Showroom customers include homeowners, designers, architects, contractors and builders. The showrooms attract customers by word-of-mouth and with trade advertising.

Also, the company hosts vendor parties, sending invitations to local architects, designers and builders.

Recently Kolson started sending out a monthly newsletter: Bright Ideas from Kolson. It informs customers about new products.

Looking to the future, Kolson intends to work on maintaining its reputation and continuing to thrive, Baron says. “We want people to know that at Kolson they can be assured of getting service, expertise about the product, the right guidance.” <<


Kolson's mission statement is posted on the walls of the showrooms:

We at Kolson want to make shopping for your home a pleasant experience. We are dedicated to giving each customer the best selection of products in a relaxed and luxurious atmosphere … guided by the most professional and knowledgeable salespeople in the business.

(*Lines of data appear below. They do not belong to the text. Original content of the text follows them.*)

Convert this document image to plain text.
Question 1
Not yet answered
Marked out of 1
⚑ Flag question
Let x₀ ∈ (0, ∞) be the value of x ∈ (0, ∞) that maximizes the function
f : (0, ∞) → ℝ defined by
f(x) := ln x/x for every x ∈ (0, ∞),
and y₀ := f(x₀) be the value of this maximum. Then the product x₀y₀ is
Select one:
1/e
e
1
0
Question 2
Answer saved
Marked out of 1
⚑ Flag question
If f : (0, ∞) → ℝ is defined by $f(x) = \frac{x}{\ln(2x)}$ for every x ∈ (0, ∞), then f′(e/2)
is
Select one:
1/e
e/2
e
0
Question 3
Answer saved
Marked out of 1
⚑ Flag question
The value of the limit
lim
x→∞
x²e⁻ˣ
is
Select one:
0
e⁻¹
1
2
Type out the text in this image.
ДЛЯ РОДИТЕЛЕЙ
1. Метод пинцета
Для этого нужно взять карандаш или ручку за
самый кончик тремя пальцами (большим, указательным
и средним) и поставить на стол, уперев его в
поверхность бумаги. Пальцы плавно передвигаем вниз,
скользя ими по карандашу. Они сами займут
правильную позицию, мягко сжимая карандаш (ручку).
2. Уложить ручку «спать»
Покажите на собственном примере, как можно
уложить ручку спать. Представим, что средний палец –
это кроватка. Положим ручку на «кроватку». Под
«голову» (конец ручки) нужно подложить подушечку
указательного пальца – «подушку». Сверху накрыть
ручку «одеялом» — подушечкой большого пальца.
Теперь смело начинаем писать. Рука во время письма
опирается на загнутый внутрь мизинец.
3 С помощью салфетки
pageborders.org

Your satisfaction is our gratification.

Sidebar: Kolson Wholesale

Kolson opened its wholesale division, Kolson Wholesale, in Farmingdale (Long Island), N.Y., in 1985. The division is about a half hour's drive from the company's Great Neck showroom. It occupies a 20,000-sq.-ft. building on a one-acre lot, with offices, a warehouse and shipping area.

“Customers of the wholesale division must have a showroom,” explains Davida Baron, advertising manager. “Our wholesale division is totally separate from our retail. Other showrooms will come to Kolson Wholesale to buy their goods. If you think of Kolson like a tree, the Farmingdale wholesale division is the major branch. It extends out to dealers.”

If a product is in stock and the order is received by 3 p.m., it is shipped out the same day, according to Dale Landy, vice president.

To spur sales, Kolson Wholesale offers various promotions and incentives.

The Great Neck showrooms (both floors) have 21 employees. Hours are 8 a.m. to 5:30 p.m. Monday through Friday; 8 a.m. to 5 p.m. Saturday; closed Sunday.

The Farmingdale warehouse has seven employees.

It is open 8 a.m. to 5 p.m. Monday through Friday.